De façon générale, la problématique des transports et des mobilités ailleurs qu’en Occident est un champ entier dont peut s’emparer le jeu vidéo, à l’opposé du jeu de course. Cela ne vous dirait pas d’essayer de traverser Le Caire, Istanbul ou Hanoi en voiture ou en scooter, en pleine heure de pointe, à jouer des coudes pour vous imposer sur l’asphalte tout en évitant de renverser les autres usagers plus fragiles ? Parce que nous, oui. Beaucoup.

Les jeux vidéo nous ont montré que la Terre entière était un immense terrain de jeu. Pourtant, à l’heure actuelle, seulement une infime partie de cet espace à parcourir virtuellement est exploitée. Il est grand temps que les studios de développement, grands comme petits, s’emparent du reste du monde : pourquoi créer un énième jeu se déroulant à New York alors que les villes d’Afrique, d’Amérique Latine et d’Asie vous ouvrent leurs bras ?

[1] Les jeux de construction – surtout sur PC – connaissent une renaissance en ce moment. Plus d’une vingtaine de titres de ce genre sont attendus entre 2019 et 2020.

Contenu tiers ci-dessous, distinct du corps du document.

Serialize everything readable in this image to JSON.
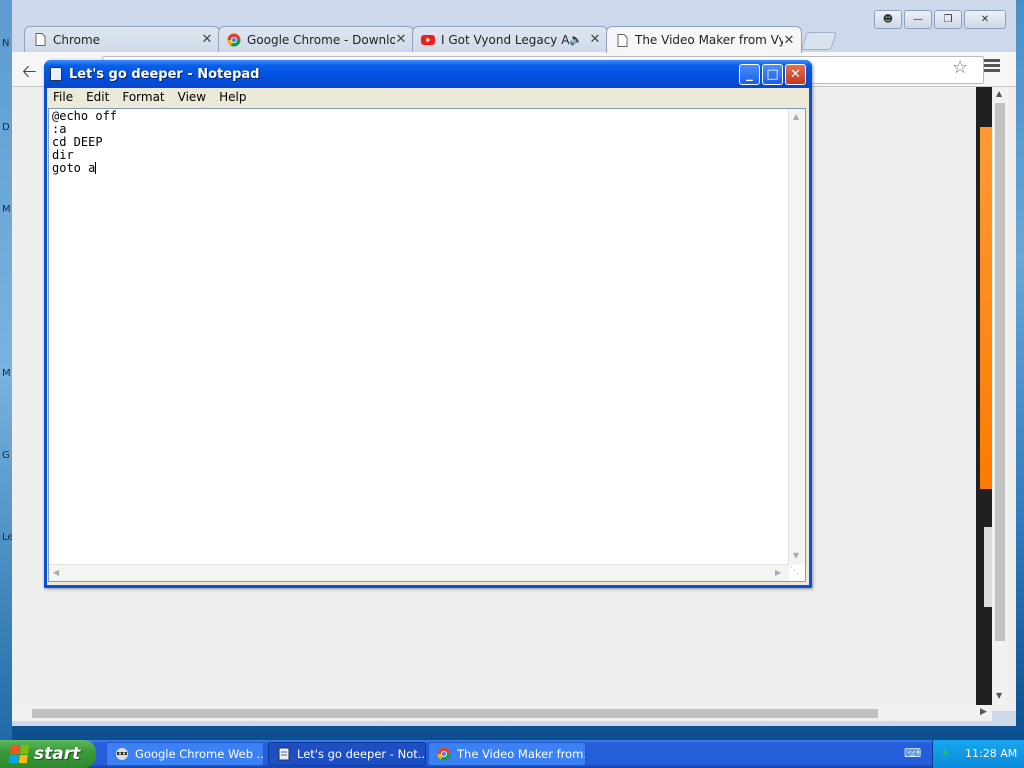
{
  "browser": {
    "tabs": [
      {
        "label": "Chrome",
        "icon": "page-icon"
      },
      {
        "label": "Google Chrome - Download t",
        "icon": "chrome-logo-icon"
      },
      {
        "label": "I Got Vyond Legacy ACS",
        "icon": "youtube-icon",
        "muted_icon": "speaker-icon"
      },
      {
        "label": "The Video Maker from Vyond",
        "icon": "page-icon",
        "active": true
      }
    ],
    "window_controls": [
      "user-icon",
      "minimize-icon",
      "restore-icon",
      "close-icon"
    ],
    "colors": {
      "accent": "#ff8a00",
      "chrome_frame": "#cdd9eb"
    }
  },
  "desktop": {
    "letters": [
      "N",
      "D",
      "M",
      "M",
      "G",
      "Le"
    ]
  },
  "notepad": {
    "title": "Let's go deeper - Notepad",
    "menu": [
      "File",
      "Edit",
      "Format",
      "View",
      "Help"
    ],
    "content": "@echo off\n:a\ncd DEEP\ndir\ngoto a"
  },
  "taskbar": {
    "start_label": "start",
    "tasks": [
      {
        "label": "Google Chrome Web ...",
        "icon": "raccoon-icon"
      },
      {
        "label": "Let's go deeper - Not...",
        "icon": "notepad-icon",
        "active": true
      },
      {
        "label": "The Video Maker from...",
        "icon": "chrome-logo-icon"
      }
    ],
    "clock": "11:28 AM"
  }
}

[2] Nous reprenons ici ce principe appliqué habituellement à la presse : une information aura plus ou moins d’importance dans les médias (et aux yeux du public) en fonction de sa proximité (qu’elle soit géographique, temporelle ou sociologique). Un fait divers nous touchera plus s’il a lieu près de chez nous qu’un autre fait divers de même ampleur ayant lieu à des milliers de kilomètres de là.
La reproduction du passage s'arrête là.